PISTOL SHOTS FIRED.
Pistol shots were fired. Some survivors say they were fired at men who tried to force women and children out of the way. No one who claimed to be an eye-witness to the shooting could be located. One account related in circumstantial detail that the captain and his first officer shot themselves, but Daniel and other passengers positively say they saw the white bearded, grizzled face of the veteran mariner over the top of the bridge just before the railing disappeared. They say that not until then did he jump into the ocean to drown in the suction that marked the last plunge of the Titanic.
The plight of the survivors in the boats was pitiful in the extreme. Few of the women or children had sufficient clothing, and they shivered in the bitter cold blasts that came from the great field of ice which surrounded them. The bergs and cakes of drift ice crashed and thundered bringing stark terror to the helpless victims.
Frail women aided with the heavy oars tearing their tender hands until the blood came. Few of the boats were fully manned, sailors had stood aside deliberately, refusing life that the women might have a chance for safety although their places were in the boats.

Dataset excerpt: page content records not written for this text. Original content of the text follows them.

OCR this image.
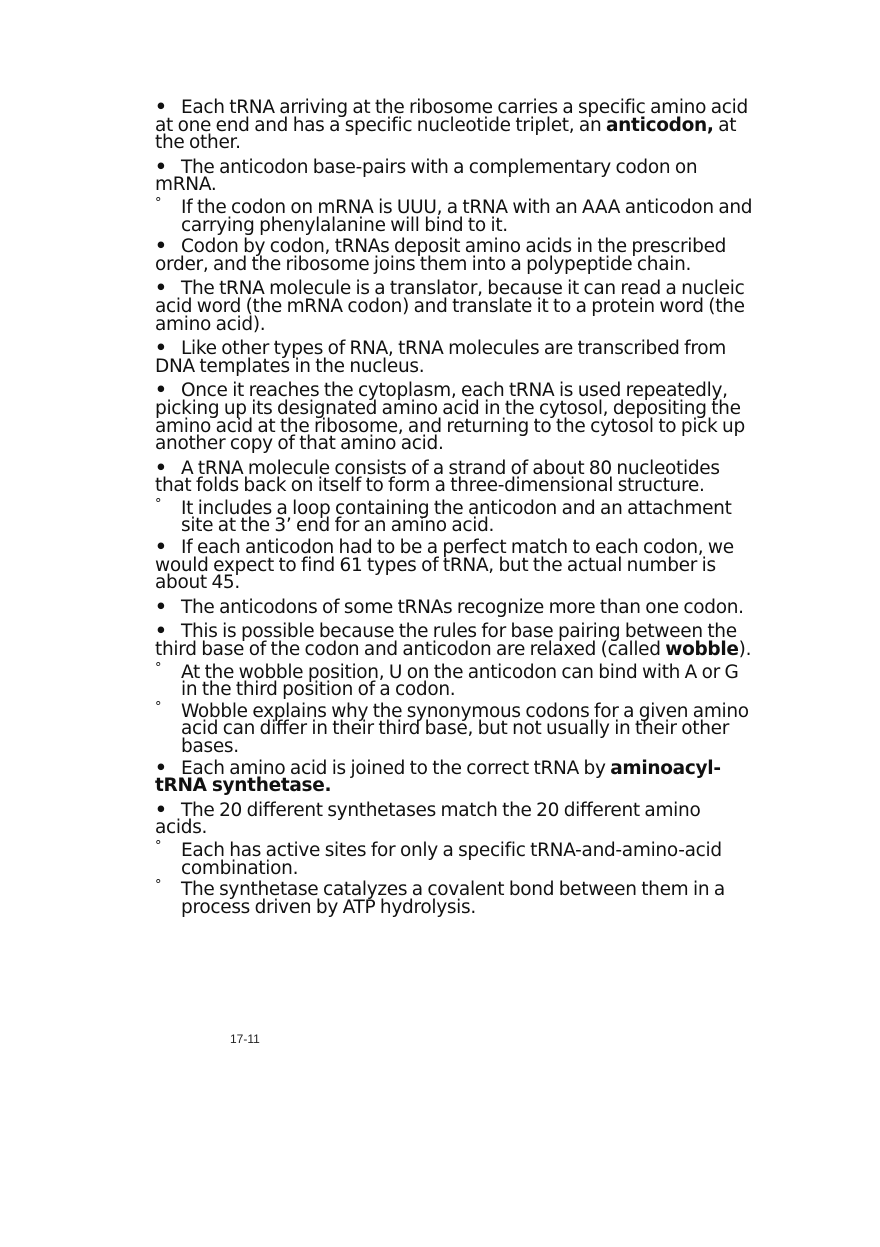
• Each tRNA arriving at the ribosome carries a specific amino acid at one end and has a specific nucleotide triplet, an anticodon, at the other.
• The anticodon base-pairs with a complementary codon on mRNA.
° If the codon on mRNA is UUU, a tRNA with an AAA anticodon and carrying phenylalanine will bind to it.
• Codon by codon, tRNAs deposit amino acids in the prescribed order, and the ribosome joins them into a polypeptide chain.
• The tRNA molecule is a translator, because it can read a nucleic acid word (the mRNA codon) and translate it to a protein word (the amino acid).
• Like other types of RNA, tRNA molecules are transcribed from DNA templates in the nucleus.
• Once it reaches the cytoplasm, each tRNA is used repeatedly, picking up its designated amino acid in the cytosol, depositing the amino acid at the ribosome, and returning to the cytosol to pick up another copy of that amino acid.
• A tRNA molecule consists of a strand of about 80 nucleotides that folds back on itself to form a three-dimensional structure.
° It includes a loop containing the anticodon and an attachment site at the 3’ end for an amino acid.
• If each anticodon had to be a perfect match to each codon, we would expect to find 61 types of tRNA, but the actual number is about 45.
• The anticodons of some tRNAs recognize more than one codon.
• This is possible because the rules for base pairing between the third base of the codon and anticodon are relaxed (called wobble).
° At the wobble position, U on the anticodon can bind with A or G in the third position of a codon.
° Wobble explains why the synonymous codons for a given amino acid can differ in their third base, but not usually in their other bases.
• Each amino acid is joined to the correct tRNA by aminoacyl-tRNA synthetase.
• The 20 different synthetases match the 20 different amino acids.
° Each has active sites for only a specific tRNA-and-amino-acid combination.
° The synthetase catalyzes a covalent bond between them in a process driven by ATP hydrolysis.
17-11
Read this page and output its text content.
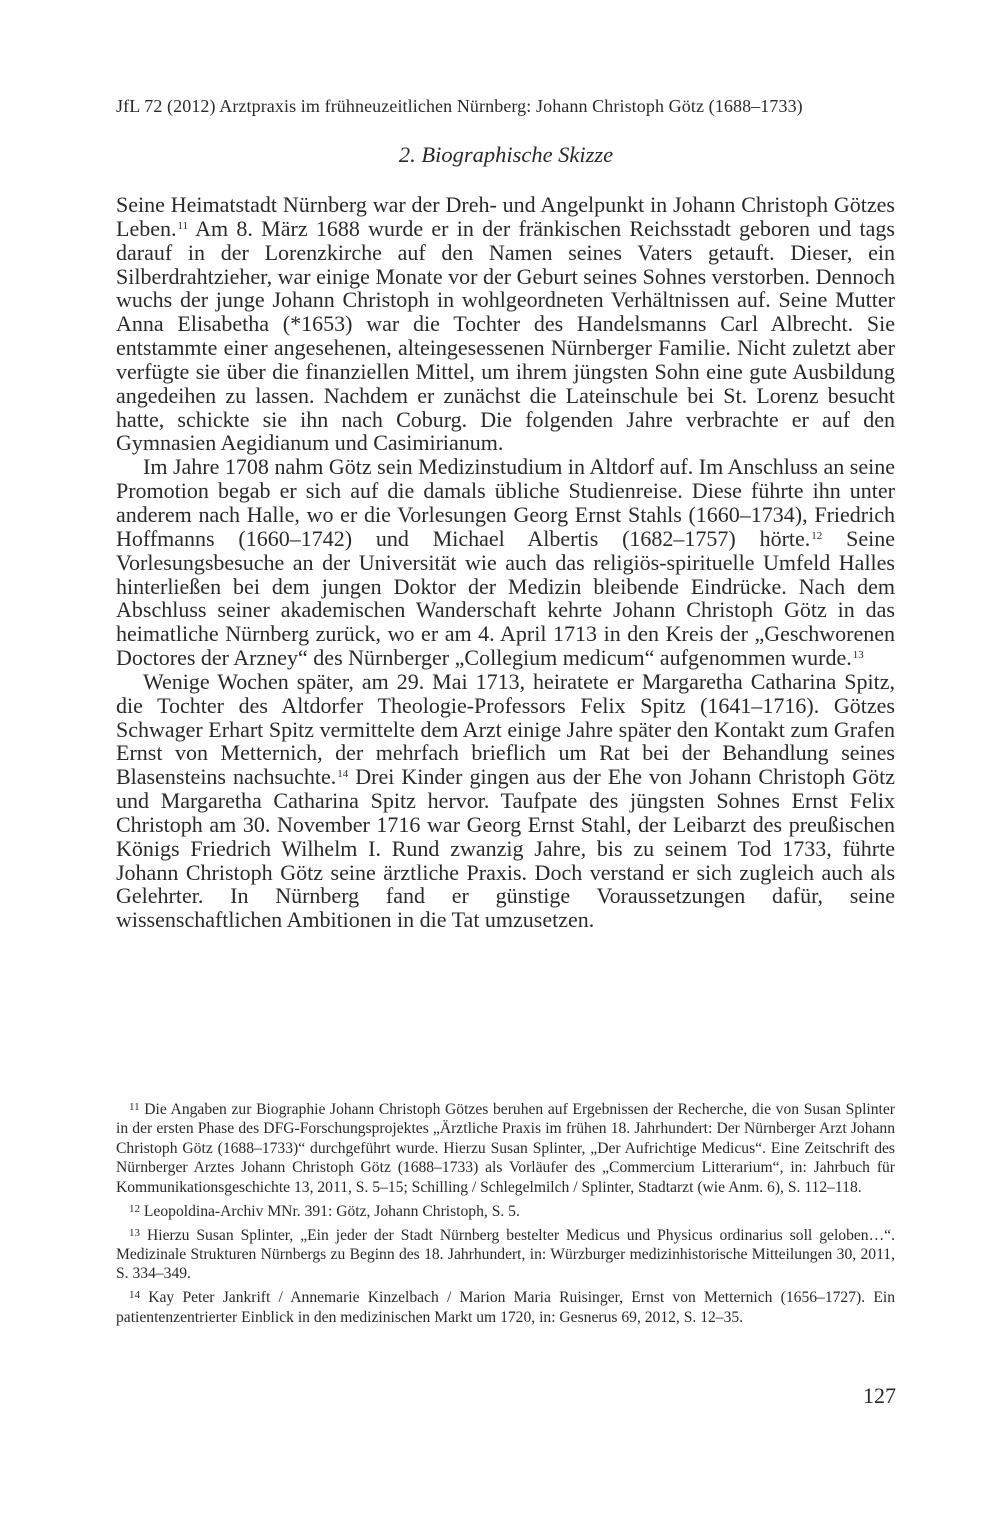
JfL 72 (2012) Arztpraxis im frühneuzeitlichen Nürnberg: Johann Christoph Götz (1688–1733)
2. Biographische Skizze

Seine Heimatstadt Nürnberg war der Dreh- und Angelpunkt in Johann Christoph Götzes Leben.$^{11}$ Am 8. März 1688 wurde er in der fränkischen Reichsstadt geboren und tags darauf in der Lorenzkirche auf den Namen seines Vaters getauft. Dieser, ein Silberdrahtzieher, war einige Monate vor der Geburt seines Sohnes verstorben. Dennoch wuchs der junge Johann Christoph in wohlgeordneten Verhältnissen auf. Seine Mutter Anna Elisabetha (*1653) war die Tochter des Handelsmanns Carl Albrecht. Sie entstammte einer angesehenen, alteingesessenen Nürnberger Familie. Nicht zuletzt aber verfügte sie über die finanziellen Mittel, um ihrem jüngsten Sohn eine gute Ausbildung angedeihen zu lassen. Nachdem er zunächst die Lateinschule bei St. Lorenz besucht hatte, schickte sie ihn nach Coburg. Die folgenden Jahre verbrachte er auf den Gymnasien Aegidianum und Casimirianum.

Im Jahre 1708 nahm Götz sein Medizinstudium in Altdorf auf. Im Anschluss an seine Promotion begab er sich auf die damals übliche Studienreise. Diese führte ihn unter anderem nach Halle, wo er die Vorlesungen Georg Ernst Stahls (1660–1734), Friedrich Hoffmanns (1660–1742) und Michael Albertis (1682–1757) hörte.$^{12}$ Seine Vorlesungsbesuche an der Universität wie auch das religiös-spirituelle Umfeld Halles hinterließen bei dem jungen Doktor der Medizin bleibende Eindrücke. Nach dem Abschluss seiner akademischen Wanderschaft kehrte Johann Christoph Götz in das heimatliche Nürnberg zurück, wo er am 4. April 1713 in den Kreis der „Geschworenen Doctores der Arzney“ des Nürnberger „Collegium medicum“ aufgenommen wurde.$^{13}$

Wenige Wochen später, am 29. Mai 1713, heiratete er Margaretha Catharina Spitz, die Tochter des Altdorfer Theologie-Professors Felix Spitz (1641–1716). Götzes Schwager Erhart Spitz vermittelte dem Arzt einige Jahre später den Kontakt zum Grafen Ernst von Metternich, der mehrfach brieflich um Rat bei der Behandlung seines Blasensteins nachsuchte.$^{14}$ Drei Kinder gingen aus der Ehe von Johann Christoph Götz und Margaretha Catharina Spitz hervor. Taufpate des jüngsten Sohnes Ernst Felix Christoph am 30. November 1716 war Georg Ernst Stahl, der Leibarzt des preußischen Königs Friedrich Wilhelm I. Rund zwanzig Jahre, bis zu seinem Tod 1733, führte Johann Christoph Götz seine ärztliche Praxis. Doch verstand er sich zugleich auch als Gelehrter. In Nürnberg fand er günstige Voraussetzungen dafür, seine wissenschaftlichen Ambitionen in die Tat umzusetzen.

$^{11}$ Die Angaben zur Biographie Johann Christoph Götzes beruhen auf Ergebnissen der Recherche, die von Susan Splinter in der ersten Phase des DFG-Forschungsprojektes „Ärztliche Praxis im frühen 18. Jahrhundert: Der Nürnberger Arzt Johann Christoph Götz (1688–1733)“ durchgeführt wurde. Hierzu Susan Splinter, „Der Aufrichtige Medicus“. Eine Zeitschrift des Nürnberger Arztes Johann Christoph Götz (1688–1733) als Vorläufer des „Commercium Litterarium“, in: Jahrbuch für Kommunikationsgeschichte 13, 2011, S. 5–15; Schilling / Schlegelmilch / Splinter, Stadtarzt (wie Anm. 6), S. 112–118.

$^{12}$ Leopoldina-Archiv MNr. 391: Götz, Johann Christoph, S. 5.

$^{13}$ Hierzu Susan Splinter, „Ein jeder der Stadt Nürnberg bestelter Medicus und Physicus ordinarius soll geloben…“. Medizinale Strukturen Nürnbergs zu Beginn des 18. Jahrhundert, in: Würzburger medizinhistorische Mitteilungen 30, 2011, S. 334–349.

$^{14}$ Kay Peter Jankrift / Annemarie Kinzelbach / Marion Maria Ruisinger, Ernst von Metternich (1656–1727). Ein patientenzentrierter Einblick in den medizinischen Markt um 1720, in: Gesnerus 69, 2012, S. 12–35.

127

Daybreak found the little flotilla bobbing and tossing on the surface of the ocean. It was not known whether help was coming. Panic seized some of the occupants, some of the women tried to jump into the water, and had to be forcibly restrained. The babies, little tots, just old enough to realize their position, found themselves heroes. They set an example which moved their elders to tears as they told of it to-night. Some tried to comfort their stricken parents.

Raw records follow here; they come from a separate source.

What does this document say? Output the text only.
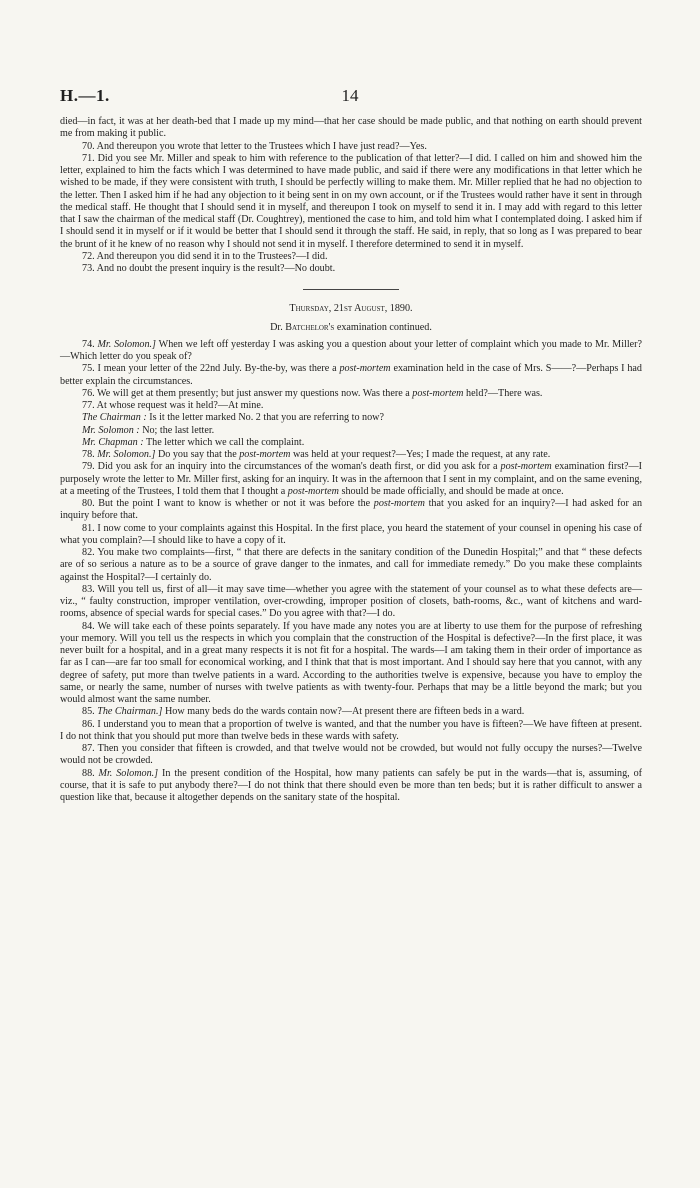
H.—1.	14

died—in fact, it was at her death-bed that I made up my mind—that her case should be made public, and that nothing on earth should prevent me from making it public.

70. And thereupon you wrote that letter to the Trustees which I have just read?—Yes.

71. Did you see Mr. Miller and speak to him with reference to the publication of that letter?—I did. I called on him and showed him the letter, explained to him the facts which I was determined to have made public, and said if there were any modifications in that letter which he wished to be made, if they were consistent with truth, I should be perfectly willing to make them. Mr. Miller replied that he had no objection to the letter. Then I asked him if he had any objection to it being sent in on my own account, or if the Trustees would rather have it sent in through the medical staff. He thought that I should send it in myself, and thereupon I took on myself to send it in. I may add with regard to this letter that I saw the chairman of the medical staff (Dr. Coughtrey), mentioned the case to him, and told him what I contemplated doing. I asked him if I should send it in myself or if it would be better that I should send it through the staff. He said, in reply, that so long as I was prepared to bear the brunt of it he knew of no reason why I should not send it in myself. I therefore determined to send it in myself.

72. And thereupon you did send it in to the Trustees?—I did.

73. And no doubt the present inquiry is the result?—No doubt.

Thursday, 21st August, 1890.

Dr. Batchelor's examination continued.

74. Mr. Solomon.] When we left off yesterday I was asking you a question about your letter of complaint which you made to Mr. Miller?—Which letter do you speak of?

75. I mean your letter of the 22nd July. By-the-by, was there a post-mortem examination held in the case of Mrs. S——?—Perhaps I had better explain the circumstances.

76. We will get at them presently; but just answer my questions now. Was there a post-mortem held?—There was.

77. At whose request was it held?—At mine.

The Chairman : Is it the letter marked No. 2 that you are referring to now?

Mr. Solomon : No; the last letter.

Mr. Chapman : The letter which we call the complaint.

78. Mr. Solomon.] Do you say that the post-mortem was held at your request?—Yes; I made the request, at any rate.

79. Did you ask for an inquiry into the circumstances of the woman's death first, or did you ask for a post-mortem examination first?—I purposely wrote the letter to Mr. Miller first, asking for an inquiry. It was in the afternoon that I sent in my complaint, and on the same evening, at a meeting of the Trustees, I told them that I thought a post-mortem should be made officially, and should be made at once.

80. But the point I want to know is whether or not it was before the post-mortem that you asked for an inquiry?—I had asked for an inquiry before that.

81. I now come to your complaints against this Hospital. In the first place, you heard the statement of your counsel in opening his case of what you complain?—I should like to have a copy of it.

82. You make two complaints—first, “ that there are defects in the sanitary condition of the Dunedin Hospital;” and that “ these defects are of so serious a nature as to be a source of grave danger to the inmates, and call for immediate remedy.” Do you make these complaints against the Hospital?—I certainly do.

83. Will you tell us, first of all—it may save time—whether you agree with the statement of your counsel as to what these defects are—viz., “ faulty construction, improper ventilation, over-crowding, improper position of closets, bath-rooms, &c., want of kitchens and ward-rooms, absence of special wards for special cases.” Do you agree with that?—I do.

84. We will take each of these points separately. If you have made any notes you are at liberty to use them for the purpose of refreshing your memory. Will you tell us the respects in which you complain that the construction of the Hospital is defective?—In the first place, it was never built for a hospital, and in a great many respects it is not fit for a hospital. The wards—I am taking them in their order of importance as far as I can—are far too small for economical working, and I think that that is most important. And I should say here that you cannot, with any degree of safety, put more than twelve patients in a ward. According to the authorities twelve is expensive, because you have to employ the same, or nearly the same, number of nurses with twelve patients as with twenty-four. Perhaps that may be a little beyond the mark; but you would almost want the same number.

85. The Chairman.] How many beds do the wards contain now?—At present there are fifteen beds in a ward.

86. I understand you to mean that a proportion of twelve is wanted, and that the number you have is fifteen?—We have fifteen at present. I do not think that you should put more than twelve beds in these wards with safety.

87. Then you consider that fifteen is crowded, and that twelve would not be crowded, but would not fully occupy the nurses?—Twelve would not be crowded.

88. Mr. Solomon.] In the present condition of the Hospital, how many patients can safely be put in the wards—that is, assuming, of course, that it is safe to put anybody there?—I do not think that there should even be more than ten beds; but it is rather difficult to answer a question like that, because it altogether depends on the sanitary state of the hospital.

Finally, off in the distant horizon, a sailor in the leading boat, discerned smoke. “We are saved,” went up the cry, and the rescue came just in time, for before the Carpathia had taken aboard the occupants of the last frail craft the waves were increasing in height, kicked up by the wind that had increased with the rising of the sun.
All were tenderly cared for on the Cunard liner. The regular passengers willingly gave up their cabins to their unfortunate refugees, medical aid was forthcoming, and nothing left undone that could relieve the distress.